Signalling networks can be mathematically represented using different types of formalisms. One can roughly distinguish between a mechanistic (biochemical) description, based on the chemical reactions that underlie signal transduction, and a causal description, where connections between nodes (typically proteins) correspond to a node's effect on the other, without describing these processes in molecular detail.9
Within the causal set of formalisms, arguably the simplest modelling approach is the Boolean representation of networks, identifying a node's state to be either active/on or inactive/off. Boolean networks can be modelled as dynamic systems, following the state of nodes over a (discrete) time range,11 or by studying their basic input–output behaviour based on logical steady-states.12 Despite their simplicity, Boolean models can reveal important structural features of signalling pathways.13–15 Moreover, they can be refined or extended in various ways including multi-level logic, fuzzy logic, probabilistic Boolean networks, and logical ODEs.13
Mechanistic formalisms benefit from describing the process details, although this increases the model complexity. Mechanistic models are most commonly modelled as a set of biochemical reactions.10 A more sophisticated and principled way consists of writing rules describing the interactions among the different proteins that are then instantiated into biochemical reactions.16 In both cases, one often generates ODEs to be simulated, while in some cases (in particular when one simulates individual molecules), stochastic formalisms are used. Finally, spatial localisation in the cell is very important for signal transduction, and is sometimes explicitly considered when building models.10
Given this large set of possible interactions, the construction of regulatory networks is far from trivial and our knowledge is still very limited. Indeed, substantial work has been devoted to reverse-engineer these networks from experimental data,21,22 mainly at the gene expression level, but also considering, for instance, transcription factor binding sites and protein–DNA interactions. Popular methods to reconstruct these networks include Bayesian inference, approaches based on mutual information, and modular approaches to reduce the problem's complexity.22 These have resulted in a few genome-scale models, mostly restricted to transcriptional regulatory networks, for well studied microbes such as Escherichia coli, as well as numerous other networks of small/medium scale for sub-systems of interest in biomedical research.

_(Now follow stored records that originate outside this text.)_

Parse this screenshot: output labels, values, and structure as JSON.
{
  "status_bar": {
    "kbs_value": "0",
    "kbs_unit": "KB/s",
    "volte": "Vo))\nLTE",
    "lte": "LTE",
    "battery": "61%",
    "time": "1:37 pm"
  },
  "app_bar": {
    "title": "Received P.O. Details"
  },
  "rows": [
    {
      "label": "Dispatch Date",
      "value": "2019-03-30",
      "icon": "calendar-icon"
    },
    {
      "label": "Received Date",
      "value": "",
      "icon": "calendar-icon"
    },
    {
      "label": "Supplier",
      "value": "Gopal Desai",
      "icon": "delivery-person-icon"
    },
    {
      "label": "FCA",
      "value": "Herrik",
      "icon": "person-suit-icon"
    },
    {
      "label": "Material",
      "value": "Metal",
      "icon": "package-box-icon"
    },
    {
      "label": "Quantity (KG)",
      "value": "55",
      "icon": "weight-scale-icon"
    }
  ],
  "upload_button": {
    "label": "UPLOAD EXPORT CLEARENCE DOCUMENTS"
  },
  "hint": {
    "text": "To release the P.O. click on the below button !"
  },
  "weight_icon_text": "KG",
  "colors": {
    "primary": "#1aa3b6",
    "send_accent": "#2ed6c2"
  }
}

Similarly to the signal transduction networks, formalisms for representing regulatory networks range from Boolean approaches for larger-scale networks to ODEs for small/medium-sized networks.18
Large-scale metabolic networks have been used for some years now, being usually represented as biochemical (mechanistic) networks solely based on the stoichiometry and reversibility of the reactions involved.23 By assuming pseudo steady-state conditions, i.e. the concentrations of all intracellular compounds remain constant, various functional properties and capabilities of metabolic networks can be explored and phenotypes can be predicted under different environmental and genetic conditions. Most of the techniques belong to the class of constraint-based methods which include flux balance analysis, metabolic flux analysis, pathway analysis by elementary modes or extreme pathways.24 There is a rapidly increasing number of stoichiometric genome-scale metabolic models that have been reconstructed and verified using such methods, including organisms like Escherichia coli,25 yeast26 or human.27 Stoichiometric models and constraint-based techniques have also been used to compute intervention strategies for Metabolic Engineering28–30 or to tackle biomedical issues related to biological discovery including elucidation31 and targeting32 of cancer mechanisms.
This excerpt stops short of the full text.